The battery know-how will be contracted from China's Contemporary Amperex Technology Co. Ltd, which will help set up the plant and employ workers there. Ford stated that it will own and operate the factory through a wholly owned subsidiary. CATL is the world's largest manufacturer of EV batteries.
“Ford has control — control over the manufacturing, control over the production, control over the workforce,” Lisa Drake, Ford’s vice president of EV industrialization, said in a briefing with reporters. “We’re licensing that technology from CATL.”
The agreement, aimed at securing tax breaks for the plant, has sparked outrage at a time of increased geopolitical tension between the US and China, most notably the uproar over a Chinese balloon flying over America. Virginia Governor Glenn Youngkin rejected his state's bid to host the factory, calling it a "Trojan horse" for the Chinese Communist Party.

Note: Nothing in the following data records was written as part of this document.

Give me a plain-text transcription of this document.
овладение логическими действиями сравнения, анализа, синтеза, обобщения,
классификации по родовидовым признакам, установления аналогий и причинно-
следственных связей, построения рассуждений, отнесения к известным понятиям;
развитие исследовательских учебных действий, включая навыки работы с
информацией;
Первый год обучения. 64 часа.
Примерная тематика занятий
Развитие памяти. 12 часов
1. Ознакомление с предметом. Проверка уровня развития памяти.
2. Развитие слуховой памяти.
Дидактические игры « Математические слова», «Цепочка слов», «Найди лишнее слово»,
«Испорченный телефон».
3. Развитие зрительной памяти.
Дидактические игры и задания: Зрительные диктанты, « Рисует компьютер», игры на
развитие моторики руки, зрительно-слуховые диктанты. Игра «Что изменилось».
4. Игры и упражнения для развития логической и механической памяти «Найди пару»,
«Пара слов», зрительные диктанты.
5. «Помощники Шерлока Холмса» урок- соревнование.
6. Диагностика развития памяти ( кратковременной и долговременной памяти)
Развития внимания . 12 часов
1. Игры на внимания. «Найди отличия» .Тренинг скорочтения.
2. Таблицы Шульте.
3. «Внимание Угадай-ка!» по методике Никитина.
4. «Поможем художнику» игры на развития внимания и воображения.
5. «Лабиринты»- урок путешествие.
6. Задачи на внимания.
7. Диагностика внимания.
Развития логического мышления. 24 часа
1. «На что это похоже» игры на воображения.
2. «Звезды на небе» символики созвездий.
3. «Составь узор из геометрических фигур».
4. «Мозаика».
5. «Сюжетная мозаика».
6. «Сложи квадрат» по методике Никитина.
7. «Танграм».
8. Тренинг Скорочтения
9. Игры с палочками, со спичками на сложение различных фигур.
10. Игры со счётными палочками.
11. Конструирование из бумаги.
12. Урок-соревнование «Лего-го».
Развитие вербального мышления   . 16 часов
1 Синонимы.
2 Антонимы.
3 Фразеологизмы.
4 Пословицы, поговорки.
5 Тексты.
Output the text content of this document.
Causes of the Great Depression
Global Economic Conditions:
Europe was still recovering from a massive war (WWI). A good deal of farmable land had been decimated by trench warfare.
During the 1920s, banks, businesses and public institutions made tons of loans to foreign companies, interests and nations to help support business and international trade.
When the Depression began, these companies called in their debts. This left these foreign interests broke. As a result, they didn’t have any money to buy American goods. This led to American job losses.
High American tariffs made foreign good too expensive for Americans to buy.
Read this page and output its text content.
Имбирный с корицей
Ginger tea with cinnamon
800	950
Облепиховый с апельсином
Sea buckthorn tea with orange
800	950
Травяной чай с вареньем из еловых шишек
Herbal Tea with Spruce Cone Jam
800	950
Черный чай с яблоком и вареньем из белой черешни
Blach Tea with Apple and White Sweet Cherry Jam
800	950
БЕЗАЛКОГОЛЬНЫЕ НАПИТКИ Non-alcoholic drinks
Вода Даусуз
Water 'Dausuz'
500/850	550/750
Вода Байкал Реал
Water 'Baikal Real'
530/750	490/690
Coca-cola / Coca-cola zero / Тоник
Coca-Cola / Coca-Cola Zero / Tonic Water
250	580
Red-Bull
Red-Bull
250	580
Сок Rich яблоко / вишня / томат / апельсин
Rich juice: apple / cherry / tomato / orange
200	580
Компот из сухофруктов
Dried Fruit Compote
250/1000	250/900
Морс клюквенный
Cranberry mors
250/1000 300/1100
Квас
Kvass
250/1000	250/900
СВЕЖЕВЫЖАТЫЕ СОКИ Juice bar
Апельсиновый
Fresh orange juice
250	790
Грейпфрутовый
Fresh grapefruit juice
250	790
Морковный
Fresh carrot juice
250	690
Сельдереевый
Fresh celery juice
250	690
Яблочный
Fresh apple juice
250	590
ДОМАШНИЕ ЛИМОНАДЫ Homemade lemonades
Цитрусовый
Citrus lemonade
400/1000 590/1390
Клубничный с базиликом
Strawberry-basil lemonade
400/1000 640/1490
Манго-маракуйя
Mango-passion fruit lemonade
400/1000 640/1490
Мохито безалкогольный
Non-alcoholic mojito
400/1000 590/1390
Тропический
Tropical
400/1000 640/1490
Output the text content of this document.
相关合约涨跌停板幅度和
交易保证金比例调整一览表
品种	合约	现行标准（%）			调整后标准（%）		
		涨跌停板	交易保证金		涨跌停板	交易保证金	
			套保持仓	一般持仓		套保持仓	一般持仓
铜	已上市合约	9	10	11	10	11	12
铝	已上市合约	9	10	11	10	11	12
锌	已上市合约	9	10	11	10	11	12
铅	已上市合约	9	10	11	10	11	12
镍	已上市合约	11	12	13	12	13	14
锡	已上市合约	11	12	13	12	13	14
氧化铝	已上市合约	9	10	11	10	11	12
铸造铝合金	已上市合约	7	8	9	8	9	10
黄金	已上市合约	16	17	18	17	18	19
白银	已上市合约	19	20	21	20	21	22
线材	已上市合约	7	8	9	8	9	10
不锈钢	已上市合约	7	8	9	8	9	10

“It’s very regrettable that Governor Youngkin had some misinformation,” Drake said in an interview on Bloomberg Television. “We hope through today’s media announcement that it was very clear that Ford has control of the plant.”
It comes as US Secretary of State Antony Blinken is expected to meet with top Chinese diplomat Wang Yi at a security conference later this week, according to Bloomberg, in their first face-to-face meeting since the balloon incident.
CATL personnel will assist with the installation of factory equipment used to manufacture the batteries, some of which will be imported from China, according to Drake. And some CATL employees will remain at the Michigan plant indefinitely because "we need their help," Drake said.
According to the United Auto Workers, the plant will create "good-paying union jobs."